Lawlor & Flood is an 800 year old manufacturer of church equipment. Originally established in a small village on the outskirts of Lucan, they now operate out of their corporate offices in The Czech Republic. They clearly are recognised as the market leader in both stock and custom built furnishings for churches of all denominations. Their quality and craftsmanship are undisputed as the best in the industry. They sell their products in international markets through their own sales staff as well as distributor channels in major cities around the world. All is not good however. For the past six quarters business has dropped off dramatically. It is generally agreed that their problems are internal as well as external.
Internally they have always operated rather loosely. Operating budgets are held at the officer level so that department managers have not been involved in operational level details. Their long history as an organisation is to focus on the highly skilled craft of building custom furnishings for which they are very proud and for which they are world class. One could say that they are more an organisation of artisans than an organisation of business managers. An obvious consequence is poor cost control. Until recently they never had to worry about efficiency and effectiveness. In keeping with that culture, the computer has made little inroad into business operations. Their accounting office has computerised payables, receivables, payroll, and inventory, but little else.
Externally their market is changing and they are concerned. Their president, Del E. Lama, has just concluded the quarterly "State of the Business" meeting of the senior officers at which he reported that part of their problem is the result of the aggressive pricing strategies of a South-eastern Asian conglomerate that recently introduced their product into the American market. While the Asians do not compete on quality, it seems that the American market is more price-sensitive than in the past. Del exhorted his management team to take a good hard look at the business. "Leave no stone unturned," were his exact words. He went on to talk about a likely re-engineering effort. (He attended the Chamber of Commerce breakfast that week at which the speaker was a re-engineering consultant from a large Planning firm.) There would also be a good hard look at the information systems that support the business. Here his concern was that the few computer applications they have were developed in the decentralised, laissez faire style of the company. Maybe it was time to look at information as a competitive weapon and see what could be done to increase its impact on their future. Del has also heard much about information technology and automated manufacturing that he wonders whether the company, in its zeal for craftsmanship, hasn't overlooked opportunities to remain competitive without sacrificing quality. To spearhead this computerisation effort he hired his friend, Michael Lowery, to join the firm as Director of Information Resources. Michael had just graduated from a prominent Dublin Business School with an MBS.

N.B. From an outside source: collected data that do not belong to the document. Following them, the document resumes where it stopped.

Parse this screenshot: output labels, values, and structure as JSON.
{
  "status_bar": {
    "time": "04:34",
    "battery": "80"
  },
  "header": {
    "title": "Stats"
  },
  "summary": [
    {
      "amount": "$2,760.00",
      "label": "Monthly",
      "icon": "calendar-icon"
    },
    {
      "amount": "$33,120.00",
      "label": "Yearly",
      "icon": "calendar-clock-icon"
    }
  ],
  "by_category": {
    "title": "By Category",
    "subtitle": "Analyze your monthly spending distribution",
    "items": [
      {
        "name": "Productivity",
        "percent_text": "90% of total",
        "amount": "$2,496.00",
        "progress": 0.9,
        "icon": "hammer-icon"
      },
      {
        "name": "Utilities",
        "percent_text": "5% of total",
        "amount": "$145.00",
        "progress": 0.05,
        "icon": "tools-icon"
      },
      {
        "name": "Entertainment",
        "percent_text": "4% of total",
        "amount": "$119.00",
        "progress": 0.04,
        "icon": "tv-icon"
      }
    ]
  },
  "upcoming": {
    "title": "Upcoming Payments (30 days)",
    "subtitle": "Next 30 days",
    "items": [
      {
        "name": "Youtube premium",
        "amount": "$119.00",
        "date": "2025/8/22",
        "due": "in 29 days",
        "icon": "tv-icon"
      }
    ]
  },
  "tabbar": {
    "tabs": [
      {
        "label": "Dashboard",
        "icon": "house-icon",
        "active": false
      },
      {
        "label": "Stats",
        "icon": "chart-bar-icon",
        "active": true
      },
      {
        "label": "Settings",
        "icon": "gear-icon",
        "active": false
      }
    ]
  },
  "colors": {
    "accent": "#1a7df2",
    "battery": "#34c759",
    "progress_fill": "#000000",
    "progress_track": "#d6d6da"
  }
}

Needless to say, the management team was taken aback. They certainly used computers, but only as a backroom tool. It ran their accounting functions and that was just fine. Michael was talking about a whole new way of doing business. Many would find that uncomfortable.
Gold Medallion Organ Project
Del Trotter is the Vice President of Manufacturing for Lawlor & Flood. He has been with the company only a few years, having been aggressively recruited away from a leading manufacturer of church musical instruments. Del has always been the champion for new and innovative instrumentation. In fact, after only a few weeks on the job he presented an idea for a new line of church organs. He believed strongly in using current technology and had devised an idea for replacing the usual pulls and stops with a touch screen. The performer could easily configure the organ with a few quick finger moves, rather than the physical process heretofore required. The old guard did not receive his idea very well. They saw it as a compromise of the traditions for which Lawlor & Flood had been known. Somehow computers and craftsmanship didn't mix very well in their minds. Dels' proclamation changed the game, however, and Del was preparing to resurrect his idea once more. Surely they would buy it this time.
Before going forward with his proposal, he decided to take some time to polish it up a bit. After all, there have been a lot of technology breakthroughs since he first put his ideas on paper almost two years ago. He began by listing the features and functions he saw in his new organ
Ø All stops and pulls would be replaced with a touch colour screen menu.
Ø The touch screen would have to be physically integrated into the design of the organ. It would have to be as inconspicuous as possible.
Ø The screen would use graphic interface. There would be no text to read.
Ø Once the performer had set the configuration, the screen would display a description of the configuration that had been input. This was a final check that the correct data had been entered
Ø The organ should be online to the Lawlor & Flood offices for remote diagnostics and tuning.
Del knew that his proposal would not be enthusiastically received. Lawlor & Flood was a company of craftsman not of technologists. He expected that an outside contractor would have to be hired to develop the touch screen application. The contractor would have to work with the craftsman to create the integrated look that he envisioned. That as going to be a big challenge.
One thing in his favour however, was that the Del E. Lama was open to new ideas. The fact that the company was in trouble may be just the thing that he could draw on to sell his idea. His initial proposal would have to be very carefully crafted and worded.